Actuelles: vers le point de non-retour

von Cédric Bertaud, FCE - France, 10.10.2003, Veröffentlicht in Archipel 109

Si vous avez aimé le nucléaire, si les OGM vous ont fait rire, vous adorerez les nanotechnologies… Nous sommes à la veille d’un bouleversement social, économique, environnemental dont personne ne pense les conséquences. A se demander même si nous avons la capacité de les appréhender. Le plus remarquable dans cette évolution technologique en préparation, qu’elle fonctionne ou pas, est que ses incidences seront énormes et qu’elle risque, à terme, de faire disparaître l’espèce humaine.

En pleine guerre contre l’Irak, sans qu’aucun débat public n’ait été organisé sur le sujet, sans même que quelque information que ce soit n’ait filtré, Jacques Chirac inaugurait à Grenoble le centre "Crolles 2", laboratoire de nanotechnologies de ST Microelectronics, Philips et Motorola. Il s’agit du plus gros investissement industriel depuis les centrales nucléaires (2,8 milliards d’euros d’ici 2007, dont 543 millions d’aides publiques) qui doit permettre à la France de ne pas rater le train des nanotechnologies.

Les nanotechnologies?

Le préfixe nano signifie 10-9, un nanomètre est un milliardième de mètre. Les nanotechnologies sont donc toutes les technologies que nous connaissons à l’heure actuelle, mais appliquées à l’échelle atomique ou moléculaire. Leurs champs d’application seront tous les secteurs de la vie quotidienne et de la production: agriculture, santé, alimentation, production d’énergie, armement, etc.
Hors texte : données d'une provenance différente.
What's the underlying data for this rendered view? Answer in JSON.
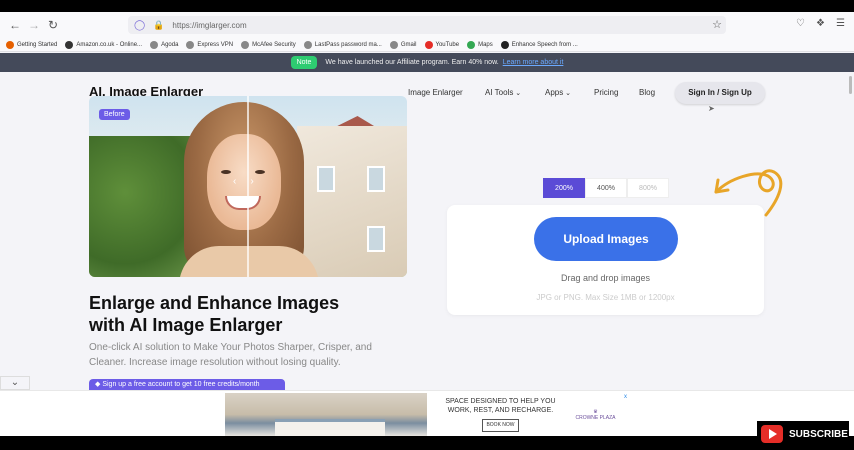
{
  "browser": {
    "url": "https://imglarger.com",
    "bookmarks": [
      {
        "label": "Getting Started",
        "icon": "firefox-icon",
        "color": "#e66000"
      },
      {
        "label": "Amazon.co.uk - Online...",
        "icon": "amazon-icon",
        "color": "#333333"
      },
      {
        "label": "Agoda",
        "icon": "globe-icon",
        "color": "#888888"
      },
      {
        "label": "Express VPN",
        "icon": "globe-icon",
        "color": "#888888"
      },
      {
        "label": "McAfee Security",
        "icon": "globe-icon",
        "color": "#888888"
      },
      {
        "label": "LastPass password ma...",
        "icon": "globe-icon",
        "color": "#888888"
      },
      {
        "label": "Gmail",
        "icon": "globe-icon",
        "color": "#888888"
      },
      {
        "label": "YouTube",
        "icon": "youtube-icon",
        "color": "#e52d27"
      },
      {
        "label": "Maps",
        "icon": "maps-icon",
        "color": "#34a853"
      },
      {
        "label": "Enhance Speech from ...",
        "icon": "adobe-icon",
        "color": "#222222"
      }
    ]
  },
  "banner": {
    "badge": "Note",
    "message": "We have launched our Affiliate program. Earn 40% now.",
    "link": "Learn more about it"
  },
  "header": {
    "logo": "AI. Image Enlarger",
    "nav": [
      "Image Enlarger",
      "AI Tools",
      "Apps",
      "Pricing",
      "Blog"
    ],
    "signin": "Sign In / Sign Up"
  },
  "hero": {
    "before_label": "Before",
    "headline_line1": "Enlarge and Enhance Images",
    "headline_line2": "with AI Image Enlarger",
    "subtext": "One-click AI solution to Make Your Photos Sharper, Crisper, and Cleaner. Increase image resolution without losing quality.",
    "promo": "Sign up a free account to get 10 free credits/month"
  },
  "upload": {
    "scales": [
      "200%",
      "400%",
      "800%"
    ],
    "active_scale": "200%",
    "button": "Upload Images",
    "drag_text": "Drag and drop images",
    "limits": "JPG or PNG. Max Size 1MB or 1200px"
  },
  "ad": {
    "headline": "SPACE DESIGNED TO HELP YOU WORK, REST, AND RECHARGE.",
    "cta": "BOOK NOW",
    "brand": "CROWNE PLAZA",
    "close": "x"
  },
  "overlay": {
    "subscribe": "SUBSCRIBE"
  },
  "colors": {
    "accent": "#5b4bd6",
    "upload_button": "#3a71e8",
    "banner_bg": "#444a5a",
    "note_badge": "#2ecc71"
  }
}
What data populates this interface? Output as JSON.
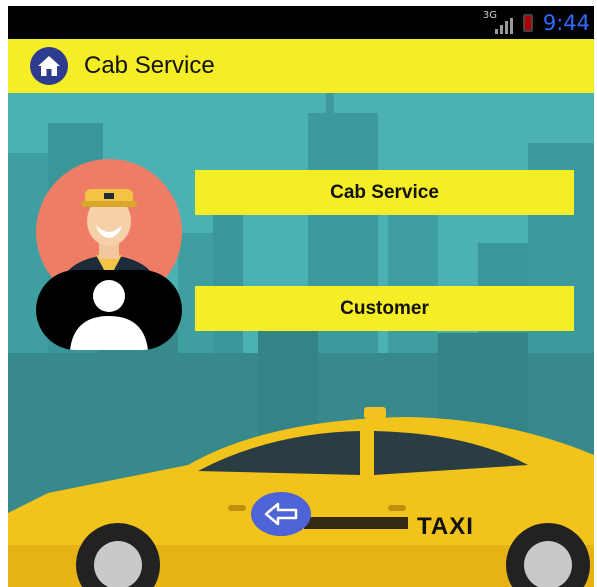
{
  "status_bar": {
    "network": "3G",
    "time": "9:44"
  },
  "app_bar": {
    "title": "Cab Service",
    "home_icon": "home-icon"
  },
  "roles": [
    {
      "label": "Cab Service",
      "avatar_icon": "driver-avatar-icon"
    },
    {
      "label": "Customer",
      "avatar_icon": "user-avatar-icon"
    }
  ],
  "back_button": {
    "icon": "back-arrow-icon"
  },
  "car_sign": {
    "text": "TAXI"
  },
  "colors": {
    "app_bar": "#f5ed25",
    "background": "#4bb1b3",
    "home_button": "#2d3c8e",
    "driver_avatar": "#ef7d66",
    "back_button": "#4d63d6",
    "status_time": "#2f6cff"
  }
}
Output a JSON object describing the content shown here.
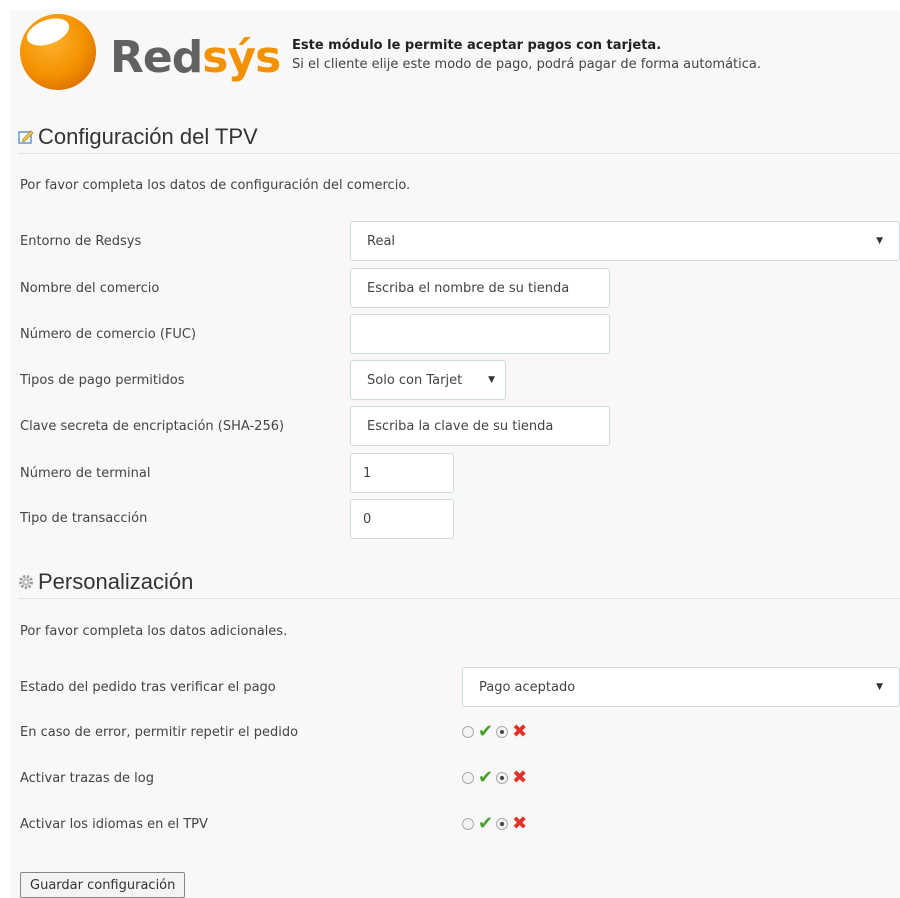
{
  "header": {
    "logo_text_a": "Red",
    "logo_text_b": "sýs",
    "intro_title": "Este módulo le permite aceptar pagos con tarjeta.",
    "intro_text": "Si el cliente elije este modo de pago, podrá pagar de forma automática."
  },
  "tpv": {
    "title": "Configuración del TPV",
    "description": "Por favor completa los datos de configuración del comercio.",
    "fields": [
      {
        "label": "Entorno de Redsys",
        "value": "Real"
      },
      {
        "label": "Nombre del comercio",
        "value": "Escriba el nombre de su tienda"
      },
      {
        "label": "Número de comercio (FUC)",
        "value": ""
      },
      {
        "label": "Tipos de pago permitidos",
        "value": "Solo con Tarjet"
      },
      {
        "label": "Clave secreta de encriptación (SHA-256)",
        "value": "Escriba la clave de su tienda"
      },
      {
        "label": "Número de terminal",
        "value": "1"
      },
      {
        "label": "Tipo de transacción",
        "value": "0"
      }
    ]
  },
  "custom": {
    "title": "Personalización",
    "description": "Por favor completa los datos adicionales.",
    "order_state": {
      "label": "Estado del pedido tras verificar el pago",
      "value": "Pago aceptado"
    },
    "toggles": [
      {
        "label": "En caso de error, permitir repetir el pedido",
        "selected": "no"
      },
      {
        "label": "Activar trazas de log",
        "selected": "no"
      },
      {
        "label": "Activar los idiomas en el TPV",
        "selected": "no"
      }
    ]
  },
  "save_label": "Guardar configuración",
  "colors": {
    "brand_orange": "#f39200",
    "ok_green": "#4aa02c",
    "no_red": "#e0312c"
  }
}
L’idée, le concept originel, est déjà relativement ancienne et a été lancée au cours des années 50 au California Institute of Technology par John von Neuman et Richard Feynman. Von Neuman pose les bases conceptuelles essentielles des nanotechnologies: créer des robots complexes qui soient non seulement capables de se reproduire mais qui puissent également créer des automates encore plus complexes. Feynman, dans un texte fondateur "There’s plenty of room at the bottom" (il y a plein de place au fond) envisage la possibilité, à moyen terme, de manipuler la matière au niveau moléculaire ou atomique.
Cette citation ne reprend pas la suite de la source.